Luke Johnson, the entrepreneur behind Pizza Express and former head of
Channel 4, is a compulsive reader and he warmly recommended Made in America by
Sam Walton. For years I resisted the chance to read the story of the man who
made Walmart and boy was I wrong.
Quite simply this is a brilliant manual on what you need to do to be a
successful independent retailer. In one chapter on thinking small, Walton says:
“I always wanted to be the best retailer in the world, not the biggest.”
In 1960 in a newspaper article called Success Story of the Year it
described how he and his family and managers had built up a nine strong chain
of variety stores. He told the paper that nine was as big as it could get as it
was as many as he could supervise.
Most readers don’t need to worry how he moved beyond nine to become the
biggest retailer in history (he did this by hiring and inspiring great people).
What they need to recognise is that Walton remained a great independent
retailer till the end of his life.
“If we ever forget that looking a customer in the eye and greeting him
or her and asking politely if we can be of help is just as important…today…then
we just ought to go into a different business because we’ll never survive in this
one,” he says.
He provides lots of advice for success but notes that they are all just “common
sense and most of them can be found in any number of books or articles on
management theory – many of which I’ve read and studied over the years”.
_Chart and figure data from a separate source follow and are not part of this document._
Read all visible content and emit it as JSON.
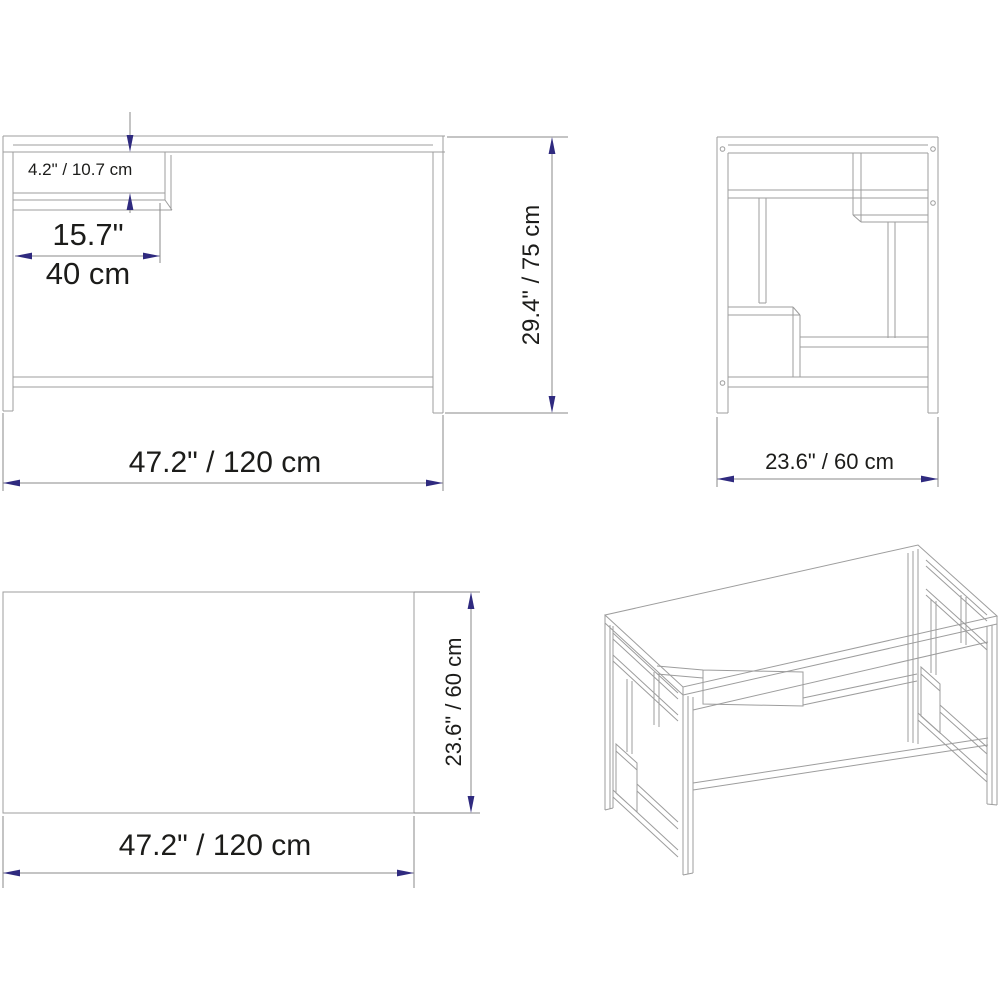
{
  "drawing": {
    "front_view": {
      "shelf_height": "4.2\" / 10.7 cm",
      "shelf_width_in": "15.7\"",
      "shelf_width_cm": "40 cm",
      "overall_width": "47.2\" / 120 cm",
      "overall_height": "29.4\" / 75 cm"
    },
    "side_view": {
      "overall_depth": "23.6\" / 60 cm"
    },
    "top_view": {
      "overall_width": "47.2\" / 120 cm",
      "overall_depth": "23.6\" / 60 cm"
    }
  },
  "colors": {
    "background": "#ffffff",
    "line": "#9d9d9d",
    "dimension-line": "#8a8a8a",
    "arrow": "#2f2a7f",
    "text": "#1c1c1a"
  }
}
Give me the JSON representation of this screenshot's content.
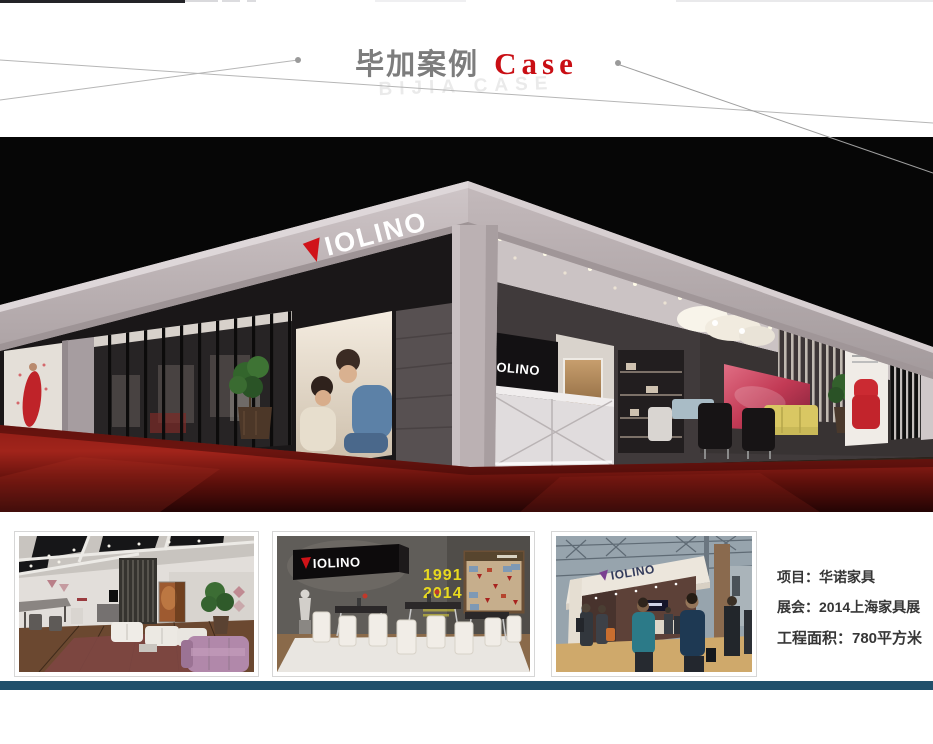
{
  "page": {
    "background": "#ffffff",
    "accent_red": "#c90e14",
    "footer_bar_color": "#21506b"
  },
  "header": {
    "title_cn": "毕加案例",
    "title_en": "Case",
    "watermark": "BIJIA CASE"
  },
  "hero": {
    "alt": "3D render of VIOLINO furniture exhibition booth on red carpet, night scene",
    "brand": "VIOLINO",
    "fascia_letters": "IOLINO",
    "wall_sign_letters": "OLINO",
    "colors": {
      "background": "#060606",
      "carpet_red": "#9e241b",
      "frame_gray": "#bdb3b5",
      "logo_triangle": "#d01319"
    }
  },
  "thumbnails": [
    {
      "alt": "showroom interior render with white and purple sofas"
    },
    {
      "alt": "dining area render with VIOLINO sign and timeline wall",
      "sign_letters": "IOLINO",
      "year_start": "1991",
      "year_end": "2014",
      "years_color": "#e8d91f"
    },
    {
      "alt": "photo of VIOLINO booth at exhibition with visitors",
      "sign_letters": "IOLINO"
    }
  ],
  "project_info": {
    "line1": "项目：华诺家具",
    "line2": "展会：2014上海家具展",
    "line3": "工程面积：780平方米"
  }
}
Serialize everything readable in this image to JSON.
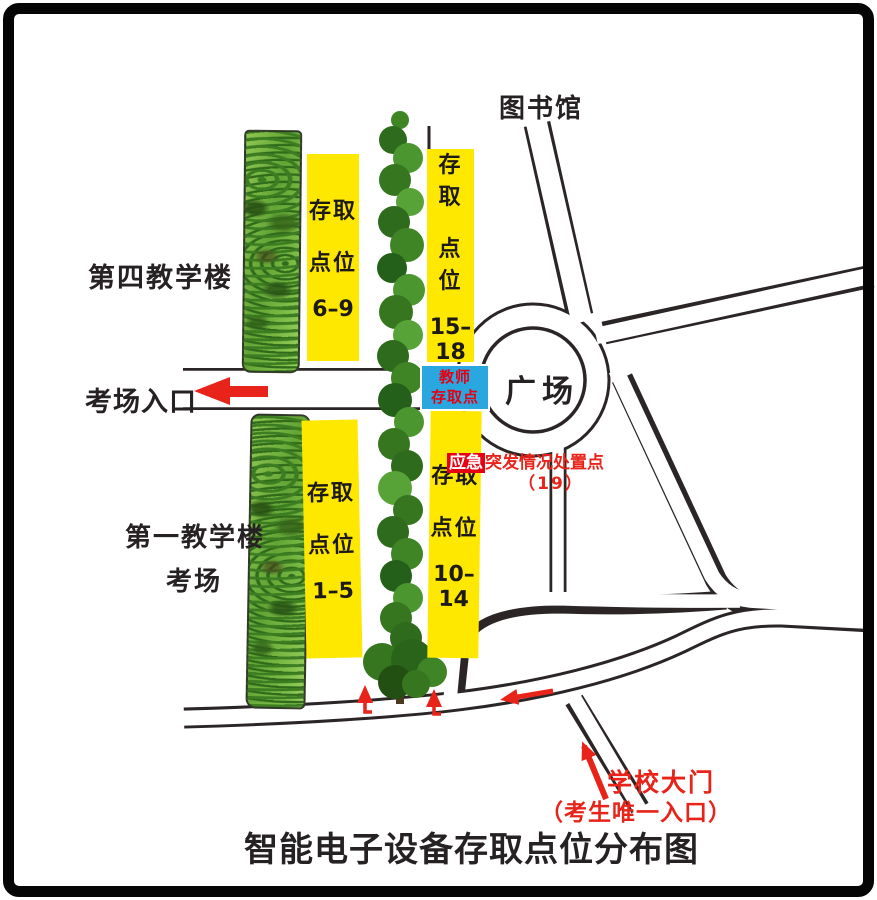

His 10 rules for success are prefaced with a few extra ideas such as:
·
Work hard
·
Build a team
·
Have goals and always set them high.
My favourite rule today (tomorrow it could be different) is:
Rule 8: EXCEED your customers’ expectations. If you do, they’ll come
back over and over. Give them what they want-and a little more. Let them know
you appreciate them. Make good on all your mistakes, and don’t make
excuses-apologise. Stand behind everything you do. The two most important words
I ever wrote were on that first Wal-Mart sign: ‘Satisfaction guaranteed.’ They’re
still up there, and they have made all the difference.”
I also loved his tips on not buying “other people’s inefficiencies” and
always remembering that “we are agents for our customers”.
He started out competing with the big firms and won. He says he never
put anyone out of business. His competitor’s customers “were the ones who shut
him down. They voted with their feet.”
What to do: “Most independents are best off, I think, doing what I
prided myself on doing for so many years as a storekeeper: getting out on the
floor and meeting every one of the customers. Let them know how much you
appreciate them, and ring that cash register yourself. That little personal
touch is so important for an independent merchant because no matter how hard
Wal-Mart tries to duplicate it-and we try awfully hard- we can’t really do it.”
The book is simply brilliant. It is a manual for success. Ignore the
title. This is How to be a brilliant retailer. Breathless prose. Read it today.